DECISÃO MONOCRÁTICA.
AÇÃO DECLARATÓRIA DE INEXISTÊNCIA DE NEGÓCIO JURÍDICO.
COBRANÇAS INDEVIDAS EM CONTA CORRENTE.
MORA ENCARGOS.
PARTE RÉ QUE SE DESINCUMBIU DO SEU ÔNUS PROCESSUAL.
ARTIGO 373, INCISO II, DO CPC.
CONTRATAÇÃO DE CARTAO DE CRÉDITO.
INADIMPLENCIA.
MORA E ENCARGOS.
LEGITIMIDADE DO DESCONTO.
PRODUZIDA PROVA DESCONSTITUTIVA DO DIREITO AUTORAL.
LEGITIMIDADE DO NEGÓCIO JURÍDICO.
AUSÊNCIA DE ATO ILÍCITO.
SENTENÇA DE IMPROCEDENCIA MANTIDA POR SEUS PRÓPRIOS FUNDAMENTOS, EX VI DO ART. 46, DA LEI 9.099/95.
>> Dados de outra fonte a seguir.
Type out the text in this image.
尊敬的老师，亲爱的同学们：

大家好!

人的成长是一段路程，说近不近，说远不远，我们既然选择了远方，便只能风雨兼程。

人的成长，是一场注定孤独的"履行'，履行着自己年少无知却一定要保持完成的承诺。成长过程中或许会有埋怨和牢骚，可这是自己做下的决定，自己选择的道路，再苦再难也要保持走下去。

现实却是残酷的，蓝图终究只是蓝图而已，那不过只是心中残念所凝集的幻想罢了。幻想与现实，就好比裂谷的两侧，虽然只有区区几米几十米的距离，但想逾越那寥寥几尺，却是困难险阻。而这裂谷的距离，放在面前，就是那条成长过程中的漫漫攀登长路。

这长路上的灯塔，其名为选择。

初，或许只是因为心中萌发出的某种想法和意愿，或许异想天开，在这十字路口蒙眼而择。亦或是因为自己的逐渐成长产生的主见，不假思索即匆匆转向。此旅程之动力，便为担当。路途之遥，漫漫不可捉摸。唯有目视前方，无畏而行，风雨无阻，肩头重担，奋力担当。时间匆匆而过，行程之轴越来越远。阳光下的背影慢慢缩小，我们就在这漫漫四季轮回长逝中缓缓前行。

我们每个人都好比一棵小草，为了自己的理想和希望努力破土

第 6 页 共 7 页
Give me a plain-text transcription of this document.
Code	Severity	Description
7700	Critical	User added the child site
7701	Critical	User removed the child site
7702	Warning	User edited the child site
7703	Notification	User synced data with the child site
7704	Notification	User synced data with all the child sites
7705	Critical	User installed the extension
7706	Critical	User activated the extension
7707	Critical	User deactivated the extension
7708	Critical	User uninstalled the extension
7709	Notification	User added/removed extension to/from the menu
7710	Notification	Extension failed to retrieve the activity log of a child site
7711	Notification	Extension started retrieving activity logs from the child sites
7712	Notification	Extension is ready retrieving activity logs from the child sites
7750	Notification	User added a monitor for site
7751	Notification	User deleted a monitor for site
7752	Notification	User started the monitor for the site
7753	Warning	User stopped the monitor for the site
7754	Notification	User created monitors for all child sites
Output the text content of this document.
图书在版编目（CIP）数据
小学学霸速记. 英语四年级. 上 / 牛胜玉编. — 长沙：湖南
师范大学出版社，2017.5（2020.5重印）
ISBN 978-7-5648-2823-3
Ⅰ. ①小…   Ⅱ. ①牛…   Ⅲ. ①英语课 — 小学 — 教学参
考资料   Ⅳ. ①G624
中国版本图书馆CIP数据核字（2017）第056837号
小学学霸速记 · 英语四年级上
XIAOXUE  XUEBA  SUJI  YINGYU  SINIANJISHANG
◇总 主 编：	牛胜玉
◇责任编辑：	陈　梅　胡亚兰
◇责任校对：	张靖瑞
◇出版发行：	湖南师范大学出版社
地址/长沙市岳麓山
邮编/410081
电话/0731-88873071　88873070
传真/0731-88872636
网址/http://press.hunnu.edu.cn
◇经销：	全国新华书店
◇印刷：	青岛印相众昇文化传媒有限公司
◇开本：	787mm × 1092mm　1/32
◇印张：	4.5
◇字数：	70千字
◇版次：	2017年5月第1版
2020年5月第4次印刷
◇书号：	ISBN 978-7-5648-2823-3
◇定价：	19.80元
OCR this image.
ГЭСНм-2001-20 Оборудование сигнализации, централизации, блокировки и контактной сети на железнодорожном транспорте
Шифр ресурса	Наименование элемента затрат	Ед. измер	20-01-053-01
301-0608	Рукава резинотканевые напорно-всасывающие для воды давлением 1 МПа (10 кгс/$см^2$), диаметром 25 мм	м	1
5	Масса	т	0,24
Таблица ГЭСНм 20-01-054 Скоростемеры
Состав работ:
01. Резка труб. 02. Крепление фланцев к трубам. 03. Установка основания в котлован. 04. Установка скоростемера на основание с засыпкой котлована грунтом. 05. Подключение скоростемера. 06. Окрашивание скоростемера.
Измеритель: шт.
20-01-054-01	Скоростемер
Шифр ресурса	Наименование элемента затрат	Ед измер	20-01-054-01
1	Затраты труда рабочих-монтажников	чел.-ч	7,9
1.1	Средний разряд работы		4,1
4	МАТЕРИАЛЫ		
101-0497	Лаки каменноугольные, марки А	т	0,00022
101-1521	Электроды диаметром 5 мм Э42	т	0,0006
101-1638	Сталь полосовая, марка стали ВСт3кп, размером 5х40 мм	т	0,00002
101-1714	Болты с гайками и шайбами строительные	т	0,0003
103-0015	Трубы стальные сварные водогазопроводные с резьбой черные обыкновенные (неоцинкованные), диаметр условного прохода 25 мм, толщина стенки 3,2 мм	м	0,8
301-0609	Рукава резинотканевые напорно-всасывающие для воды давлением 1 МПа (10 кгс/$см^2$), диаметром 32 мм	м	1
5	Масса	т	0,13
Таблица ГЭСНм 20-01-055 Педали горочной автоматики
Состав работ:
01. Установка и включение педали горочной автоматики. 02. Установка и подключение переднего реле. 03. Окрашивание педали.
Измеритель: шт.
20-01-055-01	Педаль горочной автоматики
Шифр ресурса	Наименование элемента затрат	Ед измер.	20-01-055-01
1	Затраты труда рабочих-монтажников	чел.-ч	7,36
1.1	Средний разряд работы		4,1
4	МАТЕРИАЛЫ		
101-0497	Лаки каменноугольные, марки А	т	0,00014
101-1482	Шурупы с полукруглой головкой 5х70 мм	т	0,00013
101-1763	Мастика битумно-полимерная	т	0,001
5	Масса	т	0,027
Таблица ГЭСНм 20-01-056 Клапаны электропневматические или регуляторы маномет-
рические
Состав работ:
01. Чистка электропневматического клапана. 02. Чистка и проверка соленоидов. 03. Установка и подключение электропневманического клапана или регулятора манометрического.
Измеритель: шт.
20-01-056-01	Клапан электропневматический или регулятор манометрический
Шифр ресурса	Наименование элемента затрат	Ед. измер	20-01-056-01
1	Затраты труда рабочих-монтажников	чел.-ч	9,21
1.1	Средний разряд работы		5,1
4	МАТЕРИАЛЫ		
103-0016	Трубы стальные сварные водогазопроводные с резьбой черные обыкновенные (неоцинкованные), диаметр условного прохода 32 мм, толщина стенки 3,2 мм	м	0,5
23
RECURSO CONHECIDO E IMPROVIDO.
DECISÃO MONOCRÁTICA Trata-se de recurso inominado interposto pela parte autora em face da r. sentença prolatada nos autos do processo em epígrafe.
Em síntese, a parte autora ingressou com a presente demanda, aduzindo que a requerida passou a realizar cobranças indevidas denominadas de " MORA ENCARGOS" em sua conta bancária indevidamente O Juízo a quo, em sentença, julgou improcedentes os pedidos.
Irresignada, a parte acionante interpôs recurso inominado.
Contrarrazões foram apresentadas. É o breve relatório.
DECIDO Conheço do recurso interposto, porquanto preenchidos os seus pressupostos de admissibilidade.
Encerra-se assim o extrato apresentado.